John Deere posed actors in fields to train AI for self-driving tractors

In addition to cameras, GPS, geofencing and other sensing techniques to keep its autonomous tractors safe and on track, John Deere has also resorted to hiring actors to stand in fields and be photographed so its AI algorithm will know to tell a tractor under power to avoid .people.

Deere has hired actors of different shapes, sizes, and races to stand in various crop fields with shadows and bright sun, in front of trees and fences and in various poses. “We classify humans to train the machine not to operate around humans,” said Joseph Liefer, senior product manager for autonomy at John Deere.

“The number one goal of our autonomy research is safety and the number two goal is productivity,” Liefer added. “Customers expect we will have a safe product.”

 Joseph Liefer holds a table to control a tractor
Deere's Joseph Liefer uses a tablet to see views from cameras aboard a tractor  (Matt Hamblen)

While the notion of using actors to help train AI might sound whimsical, it is one more step in a laborious process of training the Deere AI autonomous driving dataset that has grown from 50,000 images to 250 million images over the past five years, largely with the addition of images from cameras on customers’ tractors around the globe.

Deere has taken many images of its own to train its AI, including photographs of thousands of varieties of weeds in fields to use with its See and Spray product for precise targeting of weeds with pesticides.

AI can act by shutting down the tractor if it encounters something it does not recognize, but Liefer said Deere decided it must be more definitive by training the AI on something to avoid, namely humans.

Deere also loads in maps of areas to be plowed or harvested so the AI knows where the creeks and waterways are located.  An autonomous tractor will also be assigned a geofence at the edges of a field before it ever takes off, and then the AI will calculate the best, most efficient way to work the field which also would be the safest.

In addition to all the AI training and inference in its system, safety is enhanced by the speed of its equipment, which move no faster than 14 mph. They are not authorized to be operated on roadways and must be driven by a human to a field before a farmer starts the tractor remotely.
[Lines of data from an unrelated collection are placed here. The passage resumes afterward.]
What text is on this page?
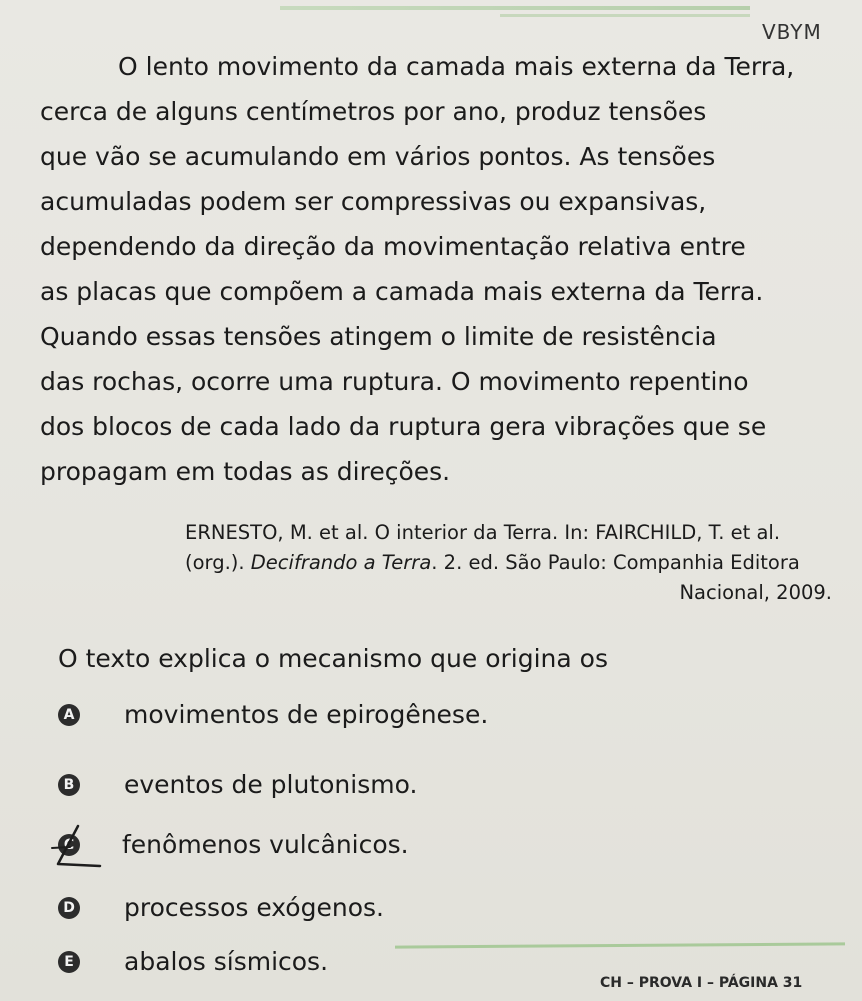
VBYM
O lento movimento da camada mais externa da Terra,
cerca de alguns centímetros por ano, produz tensões
que vão se acumulando em vários pontos. As tensões
acumuladas podem ser compressivas ou expansivas,
dependendo da direção da movimentação relativa entre
as placas que compõem a camada mais externa da Terra.
Quando essas tensões atingem o limite de resistência
das rochas, ocorre uma ruptura. O movimento repentino
dos blocos de cada lado da ruptura gera vibrações que se
propagam em todas as direções.
ERNESTO, M. et al. O interior da Terra. In: FAIRCHILD, T. et al.
(org.). Decifrando a Terra. 2. ed. São Paulo: Companhia Editora
Nacional, 2009.
O texto explica o mecanismo que origina os
A movimentos de epirogênese.
B eventos de plutonismo.
C fenômenos vulcânicos.
D processos exógenos.
E abalos sísmicos.
CH – PROVA I – PÁGINA 31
Enhanced lighting all around and six pairs of camera sensors are used to help the tractors function in the dark.  Lidar and radar are possible sensors for future applications and might come into play as Deere produces smaller tractors for farms.
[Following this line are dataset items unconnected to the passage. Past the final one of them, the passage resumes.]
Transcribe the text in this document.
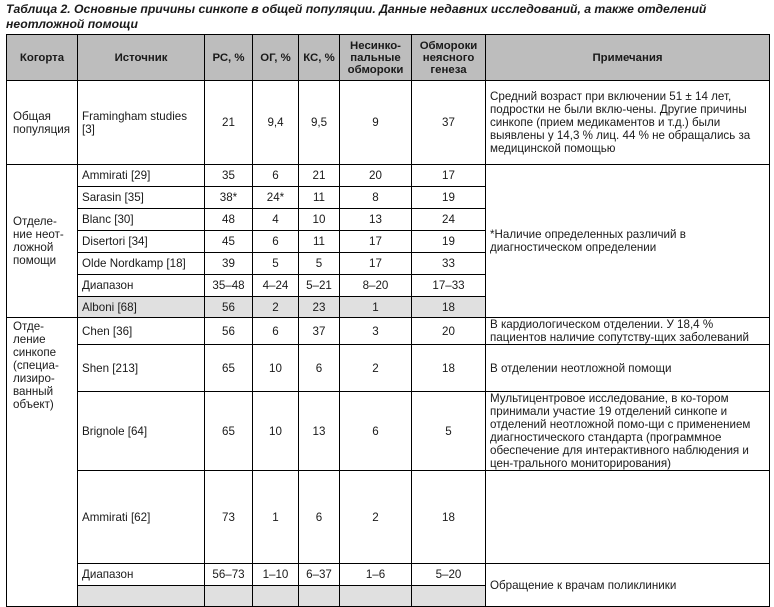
Таблица 2. Основные причины синкопе в общей популяции. Данные недавних исследований, а также отделений неотложной помощи
Когорта	Источник	РС, %	ОГ, %	КС, %	Несинко-пальные обмороки	Обмороки неясного генеза	Примечания
Общая популяция	Framingham studies [3]	21	9,4	9,5	9	37	Средний возраст при включении 51 ± 14 лет, подростки не были вклю-чены. Другие причины синкопе (прием медикаментов и т.д.) были выявлены у 14,3 % лиц. 44 % не обращались за медицинской помощью
Отделе-ние неот-ложной помощи	Ammirati [29]	35	6	21	20	17	*Наличие определенных различий в диагностическом определении
	Sarasin [35]	38*	24*	11	8	19	
	Blanc [30]	48	4	10	13	24	
	Disertori [34]	45	6	11	17	19	
	Olde Nordkamp [18]	39	5	5	17	33	
	Диапазон	35–48	4–24	5–21	8–20	17–33	
	Alboni [68]	56	2	23	1	18	
Отде-ление синкопе (специа-лизиро-ванный объект)	Chen [36]	56	6	37	3	20	В кардиологическом отделении. У 18,4 % пациентов наличие сопутству-щих заболеваний
	Shen [213]	65	10	6	2	18	В отделении неотложной помощи
	Brignole [64]	65	10	13	6	5	Мультицентровое исследование, в ко-тором принимали участие 19 отделений синкопе и отделений неотложной помо-щи с применением диагностического стандарта (программное обеспечение для интерактивного наблюдения и цен-трального мониторирования)
	Ammirati [62]	73	1	6	2	18	
	Диапазон	56–73	1–10	6–37	1–6	5–20	Обращение к врачам поликлиники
Deere officials know that farmers might be slow to adopt the autonomous concept, but the company already has paying customers signed up for buying new tractors in the fall and expects many more will be retrofitted in coming years.  “Autonomy is just getting started,” said Deanna Kovar, vice president of production and precision ag production systems.  Autonomous Deere machines have been in trials on farms in the upper Midwest for much of 2022.

The company has already had technology in place for years to allow its tractors to precisely move row by row through a field automatically, with a farmer seated behind the wheel. By contrast, autonomous capability means the driver does not have to be sitting in the cab and can be monitoring it while working or relaxing elsewhere from a connected smartphone, tablet or computer.  This frees up the farmer to take breaks, and finish work in busy harvest or planting times, which is especially valuable amid an ongoing shortage of labor, Liefer said.

The autonomous tractor is not necessarily more productive than the current automated tractor for each hour worked, but the productivity advantage comes when it can be used for more hours than it has been traditionally when the farmer or a farm hand is not available, Liefer said.